Марек ушел в ванную. Иоанна встала под дверью.
– Давай пригласим ксендза, – поскреблась она в дверь.
Она сумеет сама себе быть адвокатом. Марек не слушает жену, но ведь он пока еще ее муж!
Иоанна заглянула в ванную. Марек собирал туалетные принадлежности. Его коричневый портфель, всегда полный бумаг, был пуст и, как вакуумный шлюз между ее миром и миром другой женщины, втягивал в себя зубную щетку, бритву…
– Останься, сядем и поговорим, как люди… После двадцати лет брака не уходят вот так, без причины, Марек, приди в себя!
– Я никуда не исчезаю, я буду на телефоне. Так будет лучше, честнее. И мне не нужен ксендз, я буддист.
– Что? Ты ведь ходишь в костел…
В воскресенье они были на мессе. Он не принял причастия, что удивило Иоанну, но у них там в «Opus Dei» свои порядки, подумала она тогда и не стала задавать вопросов. Разве можно сменить веру за одну неделю? А жену – за один день?

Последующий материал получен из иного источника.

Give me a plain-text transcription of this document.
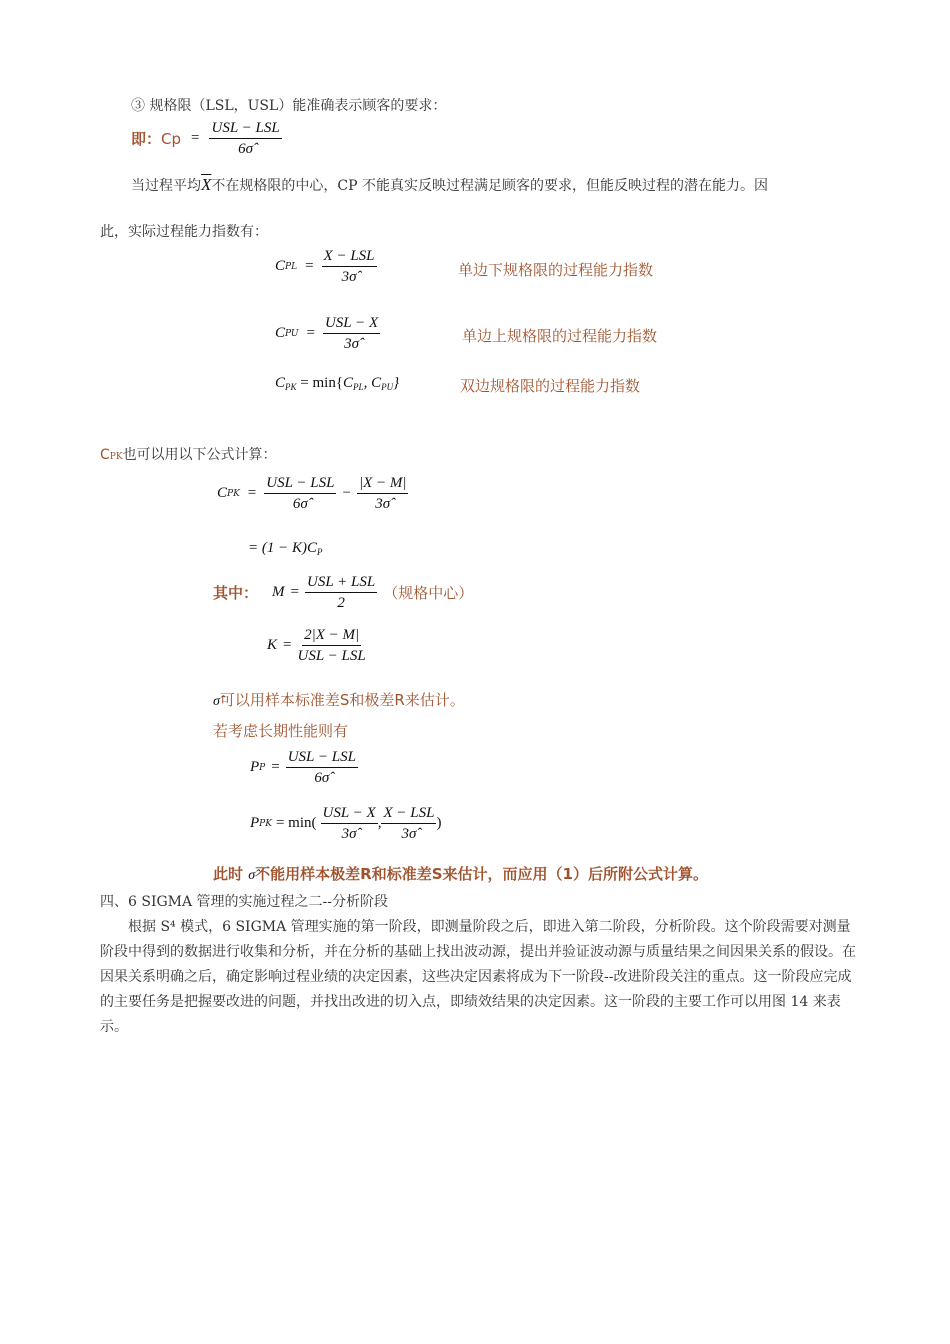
③ 规格限（LSL，USL）能准确表示顾客的要求：
即： $Cp = \frac{\text{USL − LSL}}{6\sigmâ}$
当过程平均$\overline{X}$不在规格限的中心，CP 不能真实反映过程满足顾客的要求，但能反映过程的潜在能力。因
此，实际过程能力指数有：
C PL = $\frac{\text{X − LSL}}{3\sigmâ}$	单边下规格限的过程能力指数
C PU = $\frac{\text{USL − X}}{3\sigmâ}$	单边上规格限的过程能力指数
$C_{PK} = \min\{C_{PL}$, $C_{PU}$}	双边规格限的过程能力指数
CPK也可以用以下公式计算：
C PK = $\frac{\text{USL − LSL}}{6\sigmâ} - \frac{|X - M|}{3\sigmâ}$
= $(1 - K)C_P$
其中： $M = \frac{\text{USL + LSL}}{2}$ （规格中心）
$K = \frac{2|X - M|}{\text{USL − LSL}}$
σ̂可以用样本标准差S和极差R来估计。
若考虑长期性能则有
P $P = \frac{\text{USL − LSL}}{6\sigmâ}$
P PK = $\min( \frac{\text{USL − X}}{3\sigmâ}$ , $\frac{\text{X − LSL}}{3\sigmâ}$ )
此时 σ̂不能用样本极差R和标准差S来估计，而应用（1）后所附公式计算。
四、6 SIGMA 管理的实施过程之二--分析阶段
根据 S⁴ 模式，6 SIGMA 管理实施的第一阶段，即测量阶段之后，即进入第二阶段，分析阶段。这个阶段需要对测量阶段中得到的数据进行收集和分析，并在分析的基础上找出波动源，提出并验证波动源与质量结果之间因果关系的假设。在因果关系明确之后，确定影响过程业绩的决定因素，这些决定因素将成为下一阶段--改进阶段关注的重点。这一阶段应完成的主要任务是把握要改进的问题，并找出改进的切入点，即绩效结果的决定因素。这一阶段的主要工作可以用图 14 来表示。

– Буддизм не запрещает ходить в костел. Названия – лишь ограничения, накладываемые на дух. – Он произносил слова машинально, думая о чем-то другом. – Буддизм – это не выбор, это необходимость.
– Чья постель, того и религия?[90] Таков твой выбор?

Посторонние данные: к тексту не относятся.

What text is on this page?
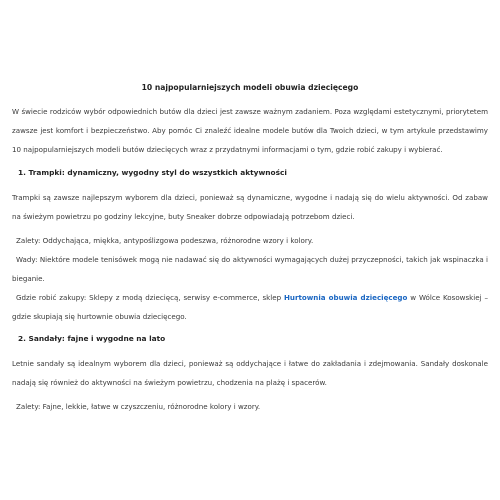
10 najpopularniejszych modeli obuwia dziecięcego

W świecie rodziców wybór odpowiednich butów dla dzieci jest zawsze ważnym zadaniem. Poza względami estetycznymi, priorytetem zawsze jest komfort i bezpieczeństwo. Aby pomóc Ci znaleźć idealne modele butów dla Twoich dzieci, w tym artykule przedstawimy 10 najpopularniejszych modeli butów dziecięcych wraz z przydatnymi informacjami o tym, gdzie robić zakupy i wybierać.

1. Trampki: dynamiczny, wygodny styl do wszystkich aktywności

Trampki są zawsze najlepszym wyborem dla dzieci, ponieważ są dynamiczne, wygodne i nadają się do wielu aktywności. Od zabaw na świeżym powietrzu po godziny lekcyjne, buty Sneaker dobrze odpowiadają potrzebom dzieci.

Zalety: Oddychająca, miękka, antypoślizgowa podeszwa, różnorodne wzory i kolory.

Wady: Niektóre modele tenisówek mogą nie nadawać się do aktywności wymagających dużej przyczepności, takich jak wspinaczka i bieganie.

Gdzie robić zakupy: Sklepy z modą dziecięcą, serwisy e-commerce, sklep Hurtownia obuwia dziecięcego w Wólce Kosowskiej – gdzie skupiają się hurtownie obuwia dziecięcego.

2. Sandały: fajne i wygodne na lato

Letnie sandały są idealnym wyborem dla dzieci, ponieważ są oddychające i łatwe do zakładania i zdejmowania. Sandały doskonale nadają się również do aktywności na świeżym powietrzu, chodzenia na plażę i spacerów.

Zalety: Fajne, lekkie, łatwe w czyszczeniu, różnorodne kolory i wzory.
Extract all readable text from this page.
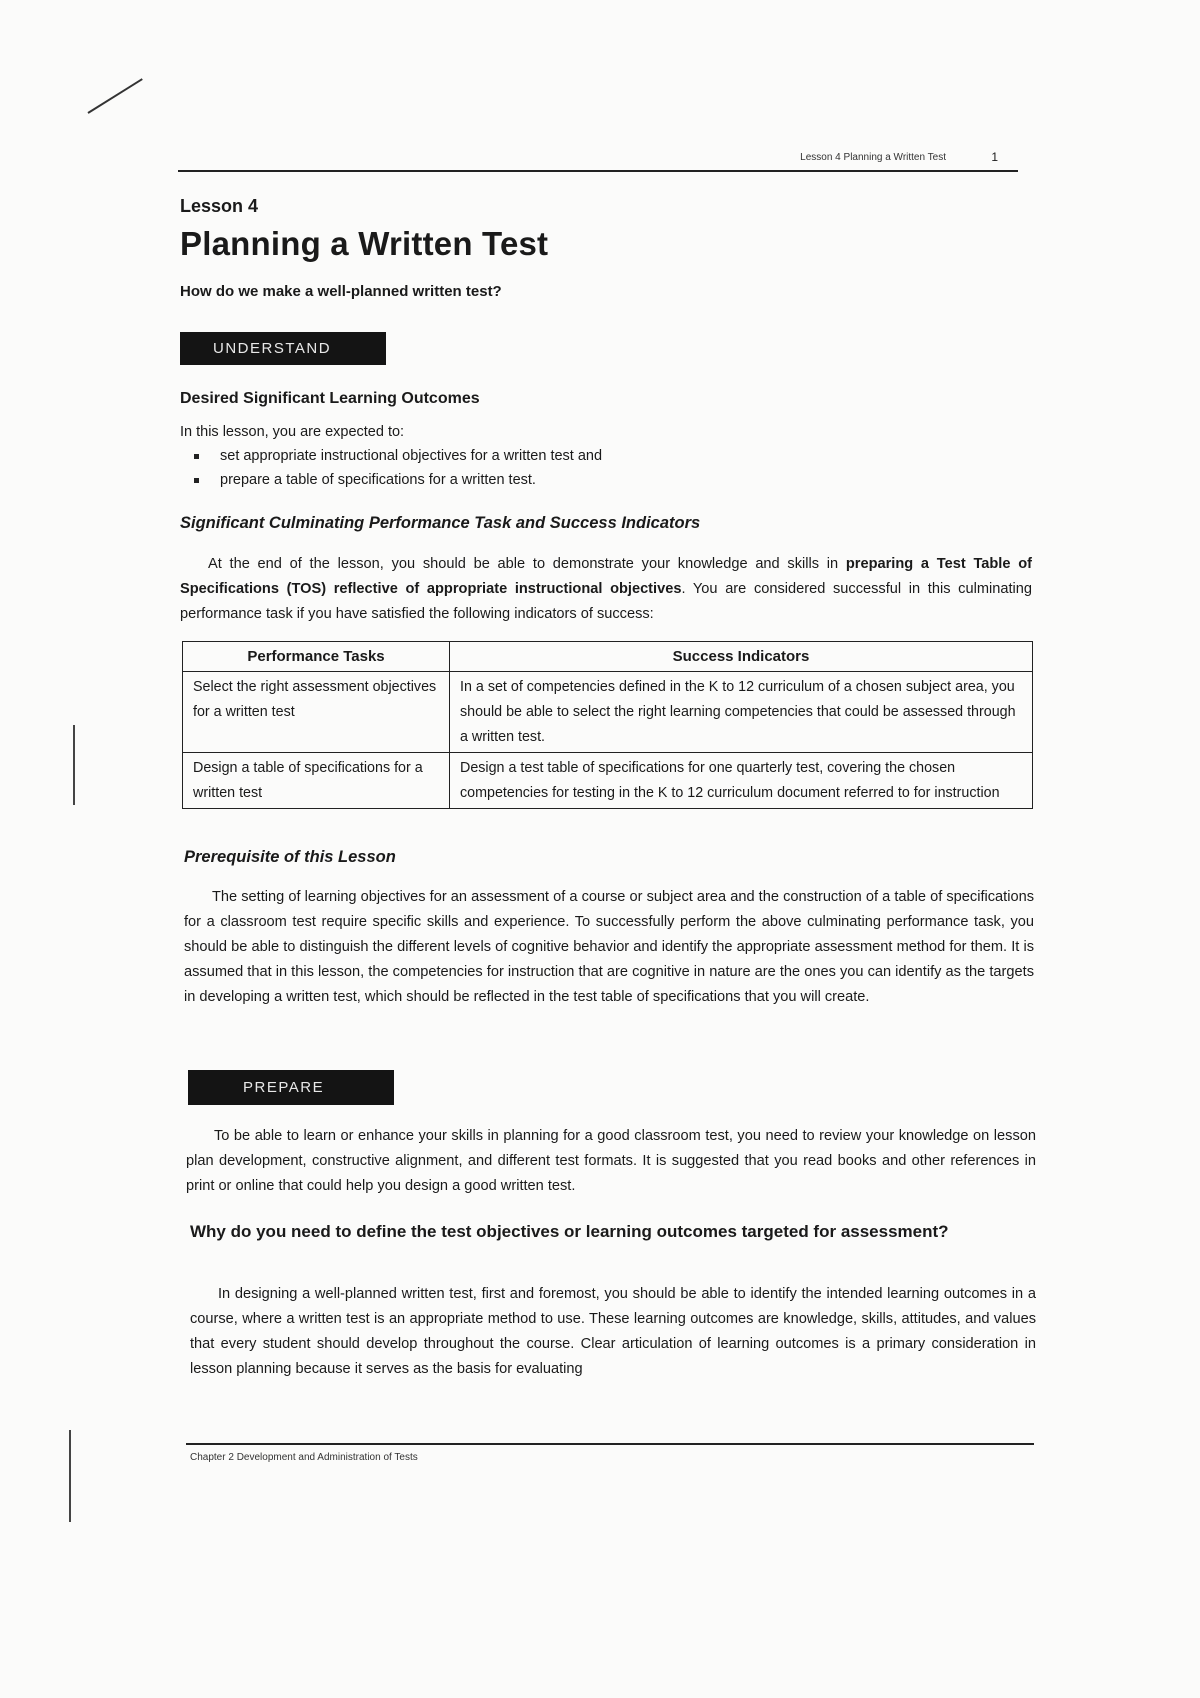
Lesson 4 Planning a Written Test	1
Lesson 4
Planning a Written Test
How do we make a well-planned written test?
UNDERSTAND
Desired Significant Learning Outcomes
In this lesson, you are expected to:
set appropriate instructional objectives for a written test and
prepare a table of specifications for a written test.
Significant Culminating Performance Task and Success Indicators

At the end of the lesson, you should be able to demonstrate your knowledge and skills in preparing a Test Table of Specifications (TOS) reflective of appropriate instructional objectives. You are considered successful in this culminating performance task if you have satisfied the following indicators of success:

Performance Tasks	Success Indicators
Select the right assessment objectives for a written test	In a set of competencies defined in the K to 12 curriculum of a chosen subject area, you should be able to select the right learning competencies that could be assessed through a written test.
Design a table of specifications for a written test	Design a test table of specifications for one quarterly test, covering the chosen competencies for testing in the K to 12 curriculum document referred to for instruction
Prerequisite of this Lesson

The setting of learning objectives for an assessment of a course or subject area and the construction of a table of specifications for a classroom test require specific skills and experience. To successfully perform the above culminating performance task, you should be able to distinguish the different levels of cognitive behavior and identify the appropriate assessment method for them. It is assumed that in this lesson, the competencies for instruction that are cognitive in nature are the ones you can identify as the targets in developing a written test, which should be reflected in the test table of specifications that you will create.

PREPARE

To be able to learn or enhance your skills in planning for a good classroom test, you need to review your knowledge on lesson plan development, constructive alignment, and different test formats. It is suggested that you read books and other references in print or online that could help you design a good written test.

Why do you need to define the test objectives or learning outcomes targeted for assessment?

In designing a well-planned written test, first and foremost, you should be able to identify the intended learning outcomes in a course, where a written test is an appropriate method to use. These learning outcomes are knowledge, skills, attitudes, and values that every student should develop throughout the course. Clear articulation of learning outcomes is a primary consideration in lesson planning because it serves as the basis for evaluating

Chapter 2 Development and Administration of Tests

Просто сказать «это она переделала тебя» означало бы признать ее преимущество. Иоанна решила вообще не упоминать об Эльжбете, об этой сволочной бляди, которая подлизывалась к ней, притворялась другом семьи и выпытывала домашние секреты. Небось она терлась об него сиськами, когда «поправляла пломбочки», гладила его по щеке: «У меня не бывает больно, я не отягощаю себе карму чужим страданием. Я буддистка, это скорее философия, чем религия».
– До этого нужно дорасти. – Он оставлял позади жену как низшую, изжитую форму своего развития.

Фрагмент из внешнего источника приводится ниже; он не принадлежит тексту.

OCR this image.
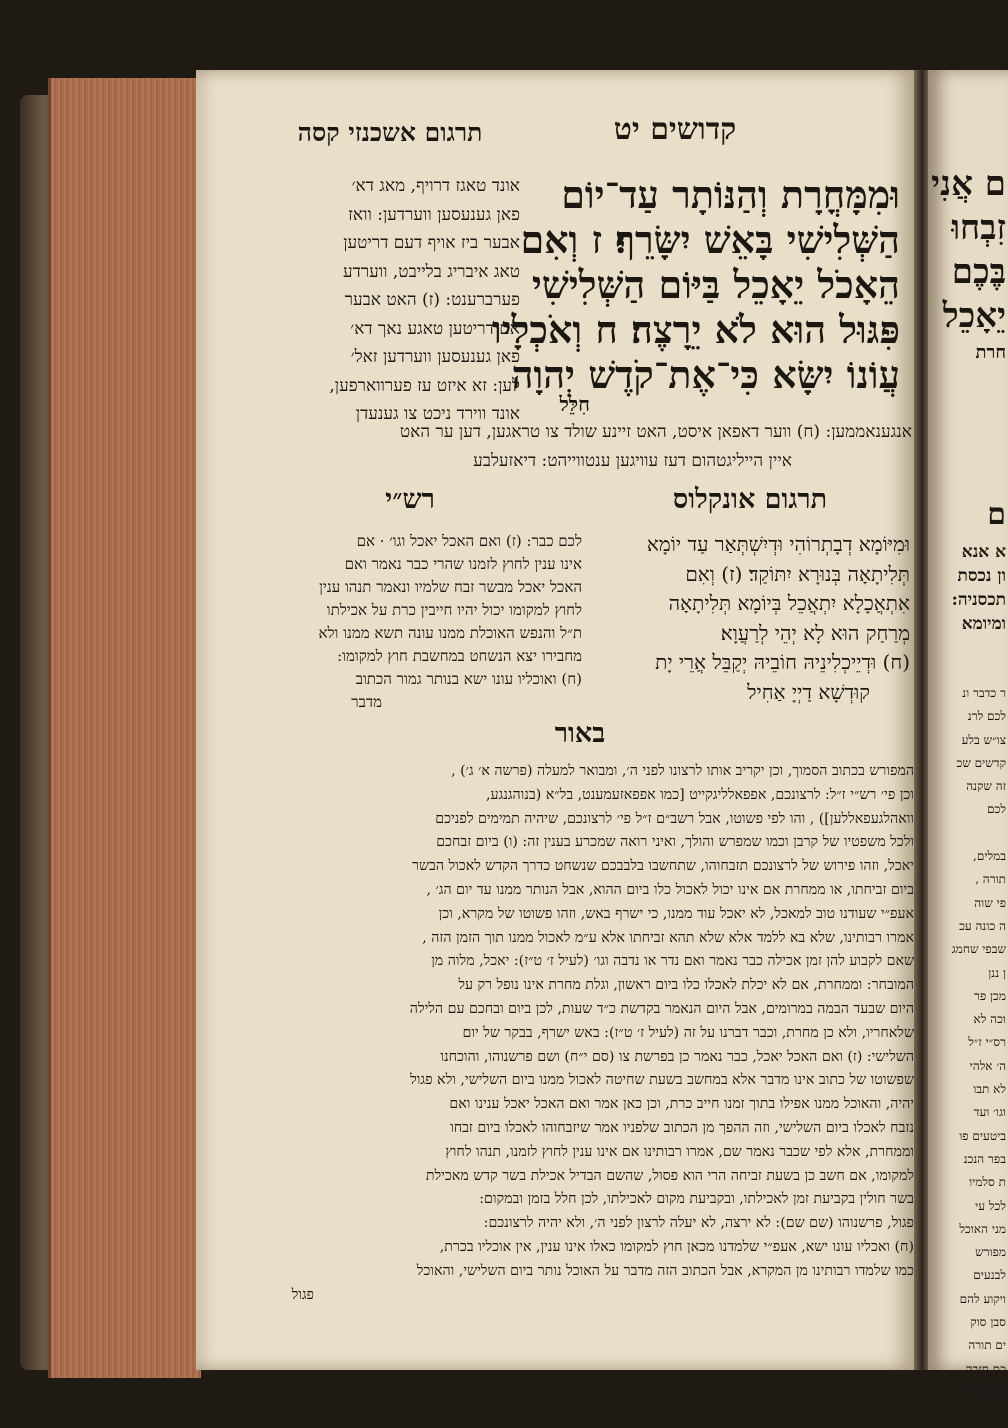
ם אֲנִי
זִבְחוּ
בֶּכֶם
יֵאָכֵל
חרת
ם
א אנא
ון נכסת
תכסניה:
ומיומא
ר כדבר ונ
לכם לרנ
צו״ש בלע
קדשים שכ
זה שקנה
לכם

במלים,
תורה ,
פי שוה
ה כונה עכ
שבפי שחמג
ן ננן
מכן פר
וכה לא
רס״י ז״ל
ה׳ אלהי
לא תבו
וגו׳ ועד
ביטעים פו
בפר הנכנ
ת סלמיו
לכל עי
מני האוכל
מפורש
לבנעים
ויקוע להם
סבן סוק
ים תורה
כם חזבה
יסה כאנו
קדושים יט
תרגום אשכנזי קסה
וּמִמָּחֳרָת וְהַנּוֹתָר עַד־יוֹם
הַשְּׁלִישִׁי בָּאֵשׁ יִשָּׂרֵף׃ ז וְאִם
הֵאָכֹל יֵאָכֵל בַּיּוֹם הַשְּׁלִישִׁי
פִּגּוּל הוּא לֹא יֵרָצֶה׃ ח וְאֹכְלָיו
עֲוֹנוֹ יִשָּׂא כִּי־אֶת־קֹדֶשׁ יְהוָה
חִלֵּל
אונד טאגז דרויף, מאג דא׳
פאן גענעסען ווערדען: וואז
אבער ביז אויף דעם דריטען
טאג איבריג בלייבט, ווערדע
פערברענט: (ז) האט אבער
אם דריטען טאגע נאך דא׳
פאן גענעסען ווערדען זאל׳
לען: זא איזט עז פערווארפען,
אונד ווירד ניכט צו גענעדן
אנגענאממען: (ח) ווער דאפאן איסט, האט זיינע שולד צו טראגען, דען ער האט
איין הייליגטהום דעז עוויגען ענטווייהט: דיאזעלבע
תרגום אונקלוס
וּמִיּוֹמָא דְבָתְרוֹהִי וּדְיִשְׁתְּאַר עַד יוֹמָא
תְּלִיתָאָה בְּנוּרָא יִתּוֹקַד׃ (ז) וְאִם
אִתְאֲכָלָא יִתְאֲכֵל בְּיוֹמָא תְּלִיתָאָה
מְרַחַק הוּא לָא יְהֵי לְרַעֲוָא׃
(ח) וּדְיֵיכְלִינֵיהּ חוֹבֵיהּ יְקַבֵּל אֲרֵי יָת
קוּדְשָׁא דַיְיָ אַחִיל
רש״י
לכם כבר: (ז) ואם האכל יאכל וגו׳ · אם
אינו ענין לחוץ לזמנו שהרי כבר נאמר ואם
האכל יאכל מבשר זבח שלמיו ונאמר תנהו ענין
לחוץ למקומו יכול יהיו חייבין כרת על אכילתו
ת״ל והנפש האוכלת ממנו עונה תשא ממנו ולא
מחבירו יצא הנשחט במחשבת חוץ למקומו:
(ח) ואוכליו עונו ישא בנותר גמור הכתוב
מדבר
באור
המפורש בכתוב הסמוך, וכן יקריב אותו לרצונו לפני ה׳, ומבואר למעלה (פרשה א׳ ג׳) ,
וכן פי׳ רש״י ז״ל: לרצונכם, אפפאלליגקייט [כמו אפפאזעמענט, בל״א (בנוהגנגע,
וואהלגעפאללען]) , והו לפי פשוטו, אבל רשב״ם ז״ל פי׳ לרצונכם, שיהיה תמימים לפניכם
ולכל משפטיו של קרבן וכמו שמפרש והולך, ואיני רואה שמכרע בענין זה: (ו) ביום זבחכם
יאכל, וזהו פירוש של לרצונכם תזבחוהו, שתחשבו בלבבכם שנשחט כדרך הקדש לאכול הבשר
ביום זביחתו, או ממחרת אם אינו יכול לאכול כלו ביום ההוא, אבל הנותר ממנו עד יום הג׳ ,
אעפ״י שעודנו טוב למאכל, לא יאכל עוד ממנו, כי ישרף באש, וזהו פשוטו של מקרא, וכן
אמרו רבותינו, שלא בא ללמד אלא שלא תהא זביחתו אלא ע״מ לאכול ממנו תוך הזמן הזה ,
שאם לקבוע להן זמן אכילה כבר נאמר ואם נדר או נדבה וגו׳ (לעיל ז׳ ט״ז): יאכל, מלוה מן
המובחר: וממחרת, אם לא יכלת לאכלו כלו ביום ראשון, וגלת מחרת אינו נופל רק על
היום שבעד הבמה במרומים, אבל היום הנאמר בקדשת כ״ד שעות, לכן ביום ובחכם עם הלילה
שלאחריו, ולא כן מחרת, וכבר דברנו על זה (לעיל ז׳ ט״ז): באש ישרף, בבקר של יום
השלישי: (ז) ואם האכל יאכל, כבר נאמר כן בפרשת צו (סם י״ח) ושם פרשנוהו, והוכחנו
שפשוטו של כתוב אינו מדבר אלא במחשב בשעת שחיטה לאכול ממנו ביום השלישי, ולא פגול
יהיה, והאוכל ממנו אפילו בתוך זמנו חייב כרת, וכן כאן אמר ואם האכל יאכל ענינו ואם
נזבח לאכלו ביום השלישי, וזה ההפך מן הכתוב שלפניו אמר שיזבחוהו לאכלו ביום זבחו
וממחרת, אלא לפי שכבר נאמר שם, אמרו רבותינו אם אינו ענין לחוץ לזמנו, תנהו לחוץ
למקומו, אם חשב כן בשעת זביחה הרי הוא פסול, שהשם הבדיל אכילת בשר קדש מאכילת
בשר חולין בקביעת זמן לאכילתו, ובקביעת מקום לאכילתו, לכן חלל בזמן ובמקום:
פגול, פרשנוהו (שם שם): לא ירצה, לא יעלה לרצון לפני ה׳, ולא יהיה לרצונכם:
(ח) ואכליו עונו ישא, אעפ״י שלמדנו מכאן חוץ למקומו כאלו אינו ענין, אין אוכליו בכרת,
כמו שלמדו רבותינו מן המקרא, אבל הכתוב הזה מדבר על האוכל נותר ביום השלישי, והאוכל
פגול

Иоанна чувствовала, как в ней поднимается ярость. Сейчас она была способна разорвать его в клочья. Но потерять контроль над собой означало потерять очки. Потом, вместо того чтобы разговаривать, она вынуждена будет извиняться, и у него появится преимущество… Да оно у него уже есть: это ведь он диктует условия, сообщает, когда придет и что будет делать дальше. Прежде чем он ушел, Иоанна вынудила его согласиться на сеанс брачной терапии.[91]
На пороге Марек огляделся, не забыл ли чего. Фотография понтифика покрылась каплями влаги, стекающей с лиловых веток сирени, срезанных Иоанной после дождя и поставленных в вазу на серванте.
«Ты знаешь, с каким трудом я на это решился, – мысленно обратился Марек к Папе. – Я весь изломан – Габрыся, мальчики… Иоанна не сделала мне ничего плохого, я ее люблю. А то, что я тебя не послушал… Что ж, я сам себя не слушаю. Говорю себе: Марек, останься… и ничего не выходит. Ты же видишь – это сильнее меня».